It is not necessarily profitable to be awarded the Michelin stars, because receiving this distinction from the famous French gastronomic guide brings with it an increase of 30% in restaurant management costs. It is true that one, two or three Michelin stars tend to attract more diners, which increases turnover, but to meet this greater demand must hire more chefs, waiters and service professionals in general. In fact, the line dedicated to paying staff can be up to 50% of the establishment’s expenses. You also have to buy more raw materials, diversify the winery with more wines and acquire more expensive, sophisticated tableware and tableware. In the end, the profitability is not very big. The luckiest get between 2% and 15% of profits, although these can be counted almost with the fingers of the hand. That is why not a few have fallen by the wayside and have had to renounce the stars or close the business due to the pressure it entails: for example, El Bulli by Ferrán Adriá, Sergi Arola Gastro, Miramón Arbelaitz… The pressure is so great that there have even been chefs who have taken their own lives because they cannot stand the stress that comes with keeping the Michelin Guide inspectors happy.
The world of haute cuisine has not yet assimilated the disappearance of the French chef Benoît Violier, who committed suicide in 2016 for causes that are still unknown but which have been linked to the pressure of living with the demands that come with the maximum recognition. In fact, many chefs have renounced their Michelin stars to suffer less stress and improve their quality of life. The professional kitchen is not a trade available to everyone, since it requires great application, constant effort and practically dedicates life to it. In 2003, French chef Bernard Loiseau committed suicide by shooting himself with his hunting rifle, after having been in a depression for a while because of the quality standards that the three-star Michelin Guide had to maintain in its restaurant. . There were rumors in the media that his business was going to lose one of the stars, and Loiseau could not stand it. Before, in 1999, Marco Pierre White renounced the three stars of his restaurant and attacked Michelin and its managers. In 2005, Alain Senderens decided to give a new direction to his career by giving up the three stars that his restaurant in Paris maintained for 28 years. The same was done in successive years by Antoine Westremann, Olivier Roellinger or the Spanish Joan Borràs, who renounced his star in Girona to take things slowly after overcoming a cancer. Another curious case in Spain has been that of Miquel Ruiz, who after achieving great prestige reaching the stars in several restaurants now he devotes himself to cooking to his liking that he likes in a modest bar in Denia.
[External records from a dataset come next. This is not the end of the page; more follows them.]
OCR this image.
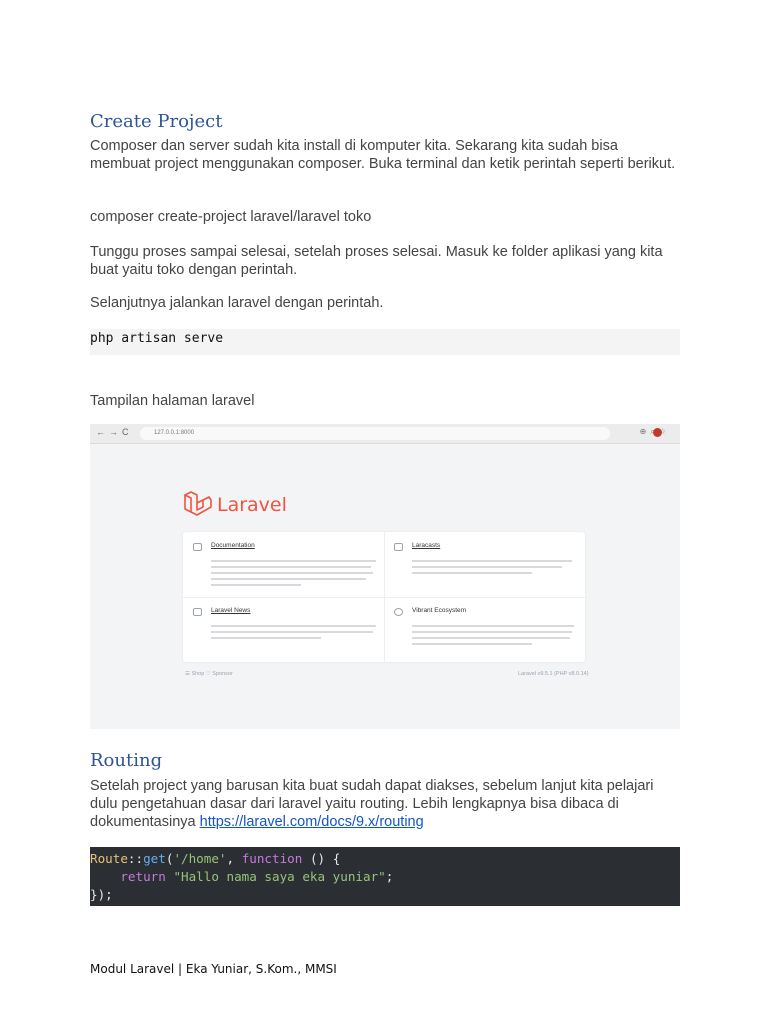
Create Project
Composer dan server sudah kita install di komputer kita. Sekarang kita sudah bisa membuat project menggunakan composer. Buka terminal dan ketik perintah seperti berikut.
composer create-project laravel/laravel toko
Tunggu proses sampai selesai, setelah proses selesai. Masuk ke folder aplikasi yang kita buat yaitu toko dengan perintah.
Selanjutnya jalankan laravel dengan perintah.
php artisan serve
Tampilan halaman laravel
←→C	127.0.0.1:8000	⊕⌕☆
Laravel
Documentation	Laracasts
Laravel News	Vibrant Ecosystem
☰ Shop ♡ Sponsor	Laravel v9.5.1 (PHP v8.0.14)
Routing
Setelah project yang barusan kita buat sudah dapat diakses, sebelum lanjut kita pelajari dulu pengetahuan dasar dari laravel yaitu routing. Lebih lengkapnya bisa dibaca di dokumentasinya https://laravel.com/docs/9.x/routing
Route::get('/home', function () {
return "Hallo nama saya eka yuniar";
});
Modul Laravel | Eka Yuniar, S.Kom., MMSI
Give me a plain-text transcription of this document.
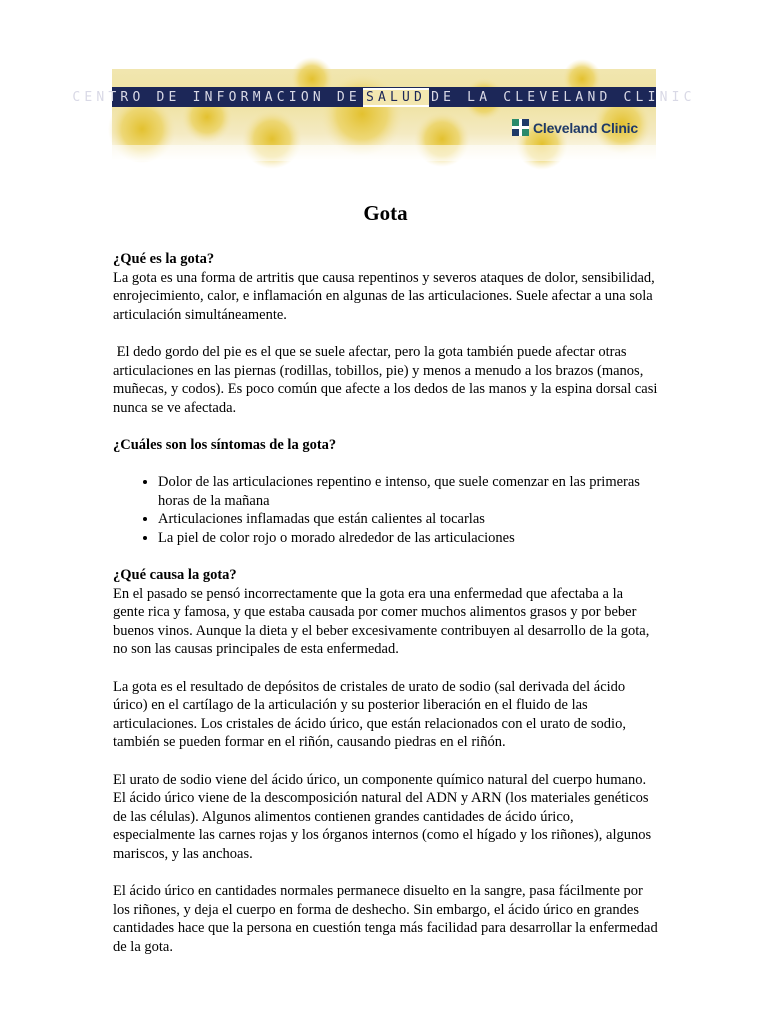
CENTRO DE INFORMACION DE SALUD DE LA CLEVELAND CLINIC
Cleveland Clinic
Gota
¿Qué es la gota?

La gota es una forma de artritis que causa repentinos y severos ataques de dolor, sensibilidad, enrojecimiento, calor, e inflamación en algunas de las articulaciones. Suele afectar a una sola articulación simultáneamente.

El dedo gordo del pie es el que se suele afectar, pero la gota también puede afectar otras articulaciones en las piernas (rodillas, tobillos, pie) y menos a menudo a los brazos (manos, muñecas, y codos). Es poco común que afecte a los dedos de las manos y la espina dorsal casi nunca se ve afectada.

¿Cuáles son los síntomas de la gota?
• Dolor de las articulaciones repentino e intenso, que suele comenzar en las primeras horas de la mañana
• Articulaciones inflamadas que están calientes al tocarlas
• La piel de color rojo o morado alrededor de las articulaciones
¿Qué causa la gota?

En el pasado se pensó incorrectamente que la gota era una enfermedad que afectaba a la gente rica y famosa, y que estaba causada por comer muchos alimentos grasos y por beber buenos vinos. Aunque la dieta y el beber excesivamente contribuyen al desarrollo de la gota, no son las causas principales de esta enfermedad.

La gota es el resultado de depósitos de cristales de urato de sodio (sal derivada del ácido úrico) en el cartílago de la articulación y su posterior liberación en el fluido de las articulaciones. Los cristales de ácido úrico, que están relacionados con el urato de sodio, también se pueden formar en el riñón, causando piedras en el riñón.

El urato de sodio viene del ácido úrico, un componente químico natural del cuerpo humano. El ácido úrico viene de la descomposición natural del ADN y ARN (los materiales genéticos de las células). Algunos alimentos contienen grandes cantidades de ácido úrico, especialmente las carnes rojas y los órganos internos (como el hígado y los riñones), algunos mariscos, y las anchoas.

El ácido úrico en cantidades normales permanece disuelto en la sangre, pasa fácilmente por los riñones, y deja el cuerpo en forma de deshecho. Sin embargo, el ácido úrico en grandes cantidades hace que la persona en cuestión tenga más facilidad para desarrollar la enfermedad de la gota.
If getting a Michelin star brings prestige, recognition, publicity and more customers, why are so many chefs giving up? Is it not even economically profitable? Actually, in the end, profitability comes from the fact that the star brings prestige and popularity to the chef, and the restaurant is a showcase that opens the way to other parallel businesses. That’s why we see so many chefs announcing products of this or that supermarket, making television programs, publishing books or giving lectures. An agenda of activities that compensates for the high costs.